Each platform directory contains a `CHECKSUMS.sha256` file with SHA256 hashes for all binaries:

```
default/lib/codereview/bin/
├── CHECKSUMS.sha256           # All platforms (28 entries)
├── darwin_amd64/
│   └── CHECKSUMS.sha256       # 7 entries
├── darwin_arm64/
│   └── CHECKSUMS.sha256       # 7 entries
├── linux_amd64/
│   └── CHECKSUMS.sha256       # 7 entries
└── linux_arm64/
    └── CHECKSUMS.sha256       # 7 entries
```

**Manual verification:**

```bash
# Linux
cd default/lib/codereview/bin/linux_amd64
sha256sum --check CHECKSUMS.sha256

# macOS
cd default/lib/codereview/bin/darwin_arm64
shasum -a 256 --check CHECKSUMS.sha256
```

### Environment Variables

| Variable | Default | Description |
|----------|---------|-------------|
| `RING_ALLOW_UNVERIFIED` | `false` | Set to `true` to bypass checksum verification (development only) |

**Security implications:**
- When `false` (default): Missing or invalid checksums cause the pipeline to fail or trigger build-from-source
- When `true`: Binaries execute without verification (NOT recommended for production)

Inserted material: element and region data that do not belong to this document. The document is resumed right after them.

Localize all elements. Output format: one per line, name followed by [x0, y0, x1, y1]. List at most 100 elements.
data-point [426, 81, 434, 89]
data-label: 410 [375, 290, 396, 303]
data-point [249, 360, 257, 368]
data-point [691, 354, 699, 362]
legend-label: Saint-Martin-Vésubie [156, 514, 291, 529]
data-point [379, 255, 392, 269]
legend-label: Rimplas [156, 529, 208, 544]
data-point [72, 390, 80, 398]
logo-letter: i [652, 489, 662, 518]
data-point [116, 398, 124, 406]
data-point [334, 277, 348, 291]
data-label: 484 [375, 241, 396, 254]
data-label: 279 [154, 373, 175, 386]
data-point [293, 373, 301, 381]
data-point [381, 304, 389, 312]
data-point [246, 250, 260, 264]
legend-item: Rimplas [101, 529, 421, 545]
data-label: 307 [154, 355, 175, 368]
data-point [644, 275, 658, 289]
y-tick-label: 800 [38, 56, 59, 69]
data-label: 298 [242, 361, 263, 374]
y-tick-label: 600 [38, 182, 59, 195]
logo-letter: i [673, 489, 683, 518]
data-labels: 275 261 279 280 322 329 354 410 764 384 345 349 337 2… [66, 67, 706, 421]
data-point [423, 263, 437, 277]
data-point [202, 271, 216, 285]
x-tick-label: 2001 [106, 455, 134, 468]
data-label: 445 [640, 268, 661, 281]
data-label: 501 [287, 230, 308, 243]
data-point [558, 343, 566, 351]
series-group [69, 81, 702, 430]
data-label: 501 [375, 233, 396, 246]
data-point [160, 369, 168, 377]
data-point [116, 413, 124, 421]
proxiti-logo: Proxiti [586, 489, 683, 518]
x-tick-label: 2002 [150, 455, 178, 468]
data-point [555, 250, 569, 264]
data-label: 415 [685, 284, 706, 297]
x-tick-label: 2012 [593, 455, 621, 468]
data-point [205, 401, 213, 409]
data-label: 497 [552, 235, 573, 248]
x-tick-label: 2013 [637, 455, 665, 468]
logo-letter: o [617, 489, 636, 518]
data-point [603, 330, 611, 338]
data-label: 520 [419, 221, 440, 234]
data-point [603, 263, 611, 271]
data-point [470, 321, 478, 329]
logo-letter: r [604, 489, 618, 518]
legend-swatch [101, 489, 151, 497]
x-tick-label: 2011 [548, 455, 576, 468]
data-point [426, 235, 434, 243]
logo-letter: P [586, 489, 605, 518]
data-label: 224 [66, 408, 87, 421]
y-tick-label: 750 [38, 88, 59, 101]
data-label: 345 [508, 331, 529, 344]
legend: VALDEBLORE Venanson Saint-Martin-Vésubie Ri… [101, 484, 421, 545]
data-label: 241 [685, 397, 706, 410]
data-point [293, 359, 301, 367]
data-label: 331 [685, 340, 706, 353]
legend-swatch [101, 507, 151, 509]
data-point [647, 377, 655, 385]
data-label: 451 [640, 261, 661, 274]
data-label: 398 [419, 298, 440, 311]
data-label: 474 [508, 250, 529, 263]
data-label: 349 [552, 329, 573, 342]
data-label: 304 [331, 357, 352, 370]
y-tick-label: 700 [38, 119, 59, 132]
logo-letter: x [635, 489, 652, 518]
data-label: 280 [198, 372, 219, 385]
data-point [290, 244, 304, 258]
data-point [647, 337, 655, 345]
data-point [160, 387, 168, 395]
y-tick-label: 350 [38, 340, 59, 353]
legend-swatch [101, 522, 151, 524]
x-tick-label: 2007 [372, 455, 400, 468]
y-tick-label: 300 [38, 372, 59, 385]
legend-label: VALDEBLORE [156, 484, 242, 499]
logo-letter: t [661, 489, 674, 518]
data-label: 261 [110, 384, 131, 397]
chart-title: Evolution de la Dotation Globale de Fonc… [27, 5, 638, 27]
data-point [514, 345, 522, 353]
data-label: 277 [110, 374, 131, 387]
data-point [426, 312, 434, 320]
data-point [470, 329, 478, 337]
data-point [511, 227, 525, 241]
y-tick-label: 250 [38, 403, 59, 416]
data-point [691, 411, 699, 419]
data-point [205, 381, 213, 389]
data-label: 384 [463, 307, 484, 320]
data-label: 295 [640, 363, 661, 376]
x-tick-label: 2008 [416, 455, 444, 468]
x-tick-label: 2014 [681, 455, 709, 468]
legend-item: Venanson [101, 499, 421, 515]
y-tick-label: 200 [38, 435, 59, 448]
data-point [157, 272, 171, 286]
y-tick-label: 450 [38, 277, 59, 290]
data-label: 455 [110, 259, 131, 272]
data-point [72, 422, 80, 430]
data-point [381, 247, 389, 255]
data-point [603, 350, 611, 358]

### What This Protects Against

| Threat | Protection |
|--------|------------|
| Tampered binaries | Checksum mismatch triggers rebuild |
| Missing checksums | Fails closed (requires explicit bypass) |
| TOCTOU race conditions | Atomic verify-and-execute pattern |
| Partial string bypass | Exact match verification |

### Limitations

- **Integrity, not authenticity**: Checksums verify the binary hasn't changed, not who created it
- **Future enhancement**: GPG/Sigstore signatures planned for authenticity verification

## Rebuilding Binaries

### Prerequisites

- Go 1.21 or later
- Access to the Ring repository

### Build Commands

From the repository root:

```bash
# Build all platforms
./scripts/codereview/build-release.sh

# Clean and rebuild all platforms
./scripts/codereview/build-release.sh --clean

# Build specific platform only
./scripts/codereview/build-release.sh --platform=darwin/arm64
./scripts/codereview/build-release.sh --platform=linux/amd64
```

### Build Options

| Option | Description |
|--------|-------------|
| `--clean` | Remove existing binaries before building |
| `--platform=<os/arch>` | Build only for specific platform |
| `--help` | Show usage information |

### Build Flags

Binaries are built with the following flags for optimization:

- `-ldflags="-s -w"` - Strips debug symbols for smaller binary size

### Source Location

Source code is located at: `scripts/codereview/cmd/<binary>/`

## Usage

The binaries are automatically selected based on the current platform when invoked through the Ring codereview pipeline. For manual usage:

```bash
# Direct invocation (example for macOS ARM)
./default/lib/codereview/bin/darwin_arm64/run-all --help

# Or add to PATH
export PATH="$PATH:$(pwd)/default/lib/codereview/bin/darwin_arm64"
run-all --help
```

## Version Information

Binaries are rebuilt when:
- Source code changes in `scripts/codereview/cmd/`
- Go version is updated
- Build flags are modified

To verify binary integrity, compare SHA256 checksums after building locally.